Padre Lombardi: "Atti di xenofobia inaccettabili per i cristiani"

Il direttore della sala stampa del Vaticano condanna i recenti atti
di violenza xenofoba e di razzismo: "Non sono accettabili da un punto di vista morale e
cristiano e suscitano la preoccupazione dei responsabili religiosi"

Città del Vaticano - I recenti atti di violenza xenofoba e di razzismo "non sono accettabili da un punto di vista morale e cristiano e suscitano la preoccupazione dei responsabili religiosi". È quanto dichiara padre Federico Lombardi, direttore della sala stampa vaticana, commentando gli episodi di intolleranza contro romeni e zingari verificatisi negli ultimi giorni in seguito alla tragica e barbara morte di Giovanna Reggiani. "La Chiesa è per un’accoglienza serena e non si può criminalizzare tutto un popolo" ha inoltre spiegato padre Lombardi in merito al dibattito che si è aperto sul fenomeno migratorio e sulla convivenza con i Rom.

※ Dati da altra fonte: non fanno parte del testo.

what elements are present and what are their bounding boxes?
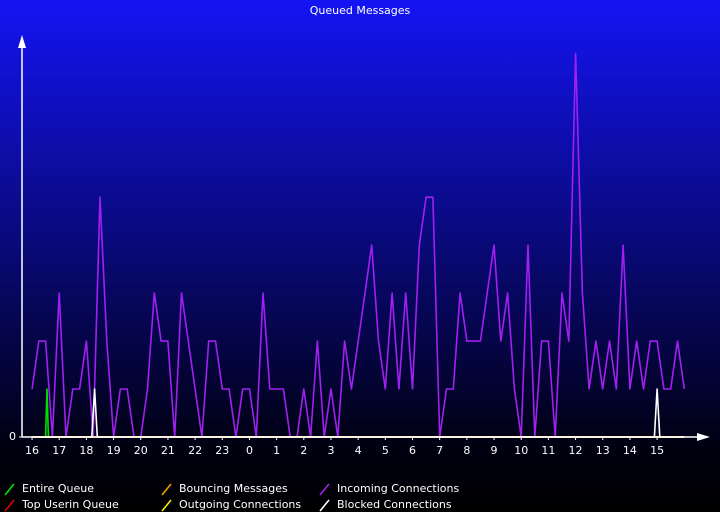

"La Chiesa - ha spiegato padre Lombardi - è sempre per il dialogo e l’accoglienza serena anche per chi è più in difficoltà". Quanto alle aggressioni "di per sé si tratta di reazioni comprensibili psicologicamente, ma non accettabili da un punto di vista morale e cristiano. Tutto ciò suscita la preoccupazione in tutti i responsabili religiosi cristiani". Bisogna certo tenere insieme, ha aggiunto padre Lombardi, sicurezza e accoglienza tuttavia è necessario tenere presente che quando si affrontano questi problemi se pure c’è chi commette dei reati "la grande maggioranza degli appartenenti a un popolo è onesta e va rispettata nella sua dignità".

E sul rapporto fra la Chiesa e i Rom il direttore della Sala stampa vaticana ricorda che "esiste da molto tempo una pastorale che si rivolge agli zingari, io stesso a Torino tanti anni fa aiutavo il sacerdote che si occupava di loro. È un tipo di pastorale che richiede un’attenzione specifica perchè si tratta di un gruppo con caratteristiche etniche e storiche particolari". "Spesso gli zingari - spiega ancora padre Lombardi - sono oggetto di pregiudizi causati da un immaginario negativo legato all’idea che vivano di espedienti o al di fuori della legalità ; è invece giusto conoscerli effettivamente con un approccio attento e rispettoso alla cultura dell’altro".